Despite the high returns — the average annual profitability of Bitcoin over the last decade was 630% — pension funds are wary of volatility. In Brazil, the National Monetary Council has banned large pension funds from investing in cryptocurrencies due to excessive risks. In the USA, the organization Better Markets published a report warning against "risky gambling" for state pension funds, where dozens of states are considering bans. Canadian CPP Investments, which manages assets of $400 billion, has completely abandoned plans for crypto investments due to uncertainty.

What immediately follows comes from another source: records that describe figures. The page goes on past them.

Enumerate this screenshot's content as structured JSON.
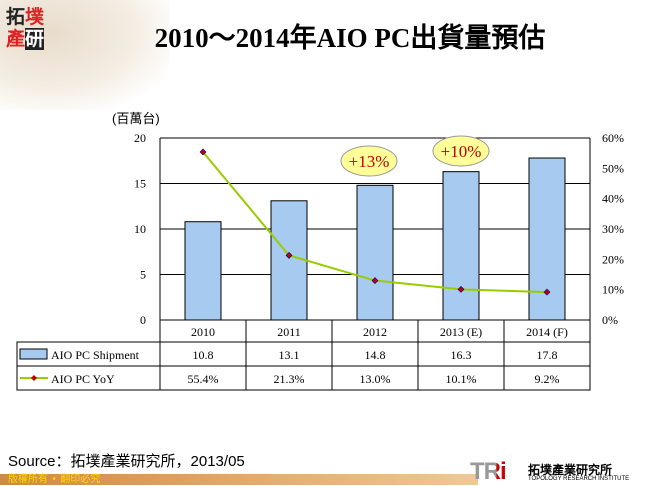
{
  "logo": {
    "chars": [
      "拓",
      "墣",
      "產",
      "研"
    ]
  },
  "title": "2010～2014年AIO PC出貨量預估",
  "unit_label": "(百萬台)",
  "chart_data": {
    "type": "bar+line",
    "categories": [
      "2010",
      "2011",
      "2012",
      "2013 (E)",
      "2014 (F)"
    ],
    "series": [
      {
        "name": "AIO PC Shipment",
        "type": "bar",
        "axis": "left",
        "values": [
          10.8,
          13.1,
          14.8,
          16.3,
          17.8
        ],
        "labels": [
          "10.8",
          "13.1",
          "14.8",
          "16.3",
          "17.8"
        ],
        "color": "#a6caf0"
      },
      {
        "name": "AIO PC YoY",
        "type": "line",
        "axis": "right",
        "values": [
          55.4,
          21.3,
          13.0,
          10.1,
          9.2
        ],
        "labels": [
          "55.4%",
          "21.3%",
          "13.0%",
          "10.1%",
          "9.2%"
        ],
        "color": "#99cc00",
        "marker_color": "#c00000"
      }
    ],
    "y_left": {
      "range": [
        0,
        20
      ],
      "ticks": [
        "0",
        "5",
        "10",
        "15",
        "20"
      ]
    },
    "y_right": {
      "range": [
        0,
        60
      ],
      "ticks": [
        "0%",
        "10%",
        "20%",
        "30%",
        "40%",
        "50%",
        "60%"
      ]
    },
    "grid": true,
    "legend": "data-table",
    "annotations": [
      {
        "text": "+13%",
        "category": "2012"
      },
      {
        "text": "+10%",
        "category": "2013 (E)"
      }
    ]
  },
  "source": "Source：拓墣產業研究所，2013/05",
  "footer": "版權所有 • 翻印必究",
  "brand": {
    "mark": "TRi",
    "cn": "拓墣產業研究所",
    "en": "TOPOLOGY RESEARCH INSTITUTE"
  }
}
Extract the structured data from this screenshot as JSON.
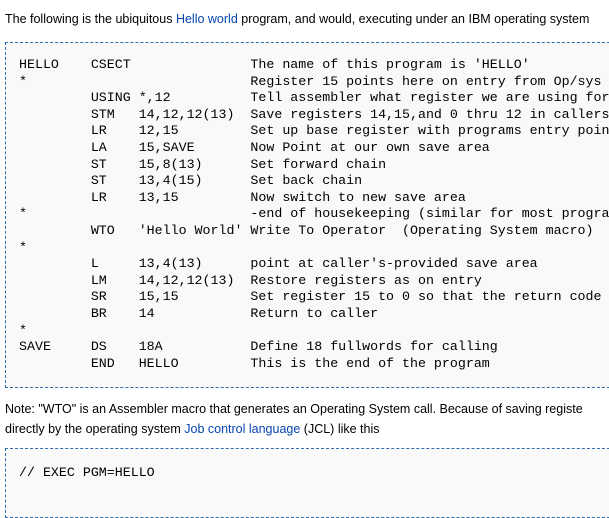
{
  "intro": [
    "The following is the ubiquitous ",
    "Hello world",
    " program, and would, executing under an IBM operating system"
  ],
  "code_block": {
    "lines": [
      "HELLO    CSECT               The name of this program is 'HELLO'",
      "*                            Register 15 points here on entry from Op/sys",
      "         USING *,12          Tell assembler what register we are using for",
      "         STM   14,12,12(13)  Save registers 14,15,and 0 thru 12 in callers",
      "         LR    12,15         Set up base register with programs entry poin",
      "         LA    15,SAVE       Now Point at our own save area",
      "         ST    15,8(13)      Set forward chain",
      "         ST    13,4(15)      Set back chain",
      "         LR    13,15         Now switch to new save area",
      "*                            -end of housekeeping (similar for most progra",
      "         WTO   'Hello World' Write To Operator  (Operating System macro)",
      "*",
      "         L     13,4(13)      point at caller's-provided save area",
      "         LM    14,12,12(13)  Restore registers as on entry",
      "         SR    15,15         Set register 15 to 0 so that the return code",
      "         BR    14            Return to caller",
      "*",
      "SAVE     DS    18A           Define 18 fullwords for calling",
      "         END   HELLO         This is the end of the program"
    ]
  },
  "note": [
    [
      "Note: \"WTO\" is an Assembler macro that generates an Operating System call. Because of saving registe"
    ],
    [
      "directly by the operating system ",
      "Job control language",
      " (JCL) like this"
    ]
  ],
  "jcl_block": {
    "lines": [
      "// EXEC PGM=HELLO"
    ]
  }
}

Experts emphasize that pension funds have fiduciary duties: to protect retirees' savings from losses. The collapse of FTX in 2022 cost the Ontario Teachers’ Pension Plan $95 million, serving as a serious lesson. Even in the United Kingdom, where 27% of adults consider crypto for pensions, regulators highlight the risks of hacking attacks and lack of protection. In Australia, despite the increase in investments in SMSF to $1.7 billion, large funds limit allocation to 0.05%.

This trend reflects conservatism: pension funds choose traditional assets like stocks and bonds, despite pressure on returns from demographic changes. While retail investors rejoice in the rally, institutional investors avoid crypto.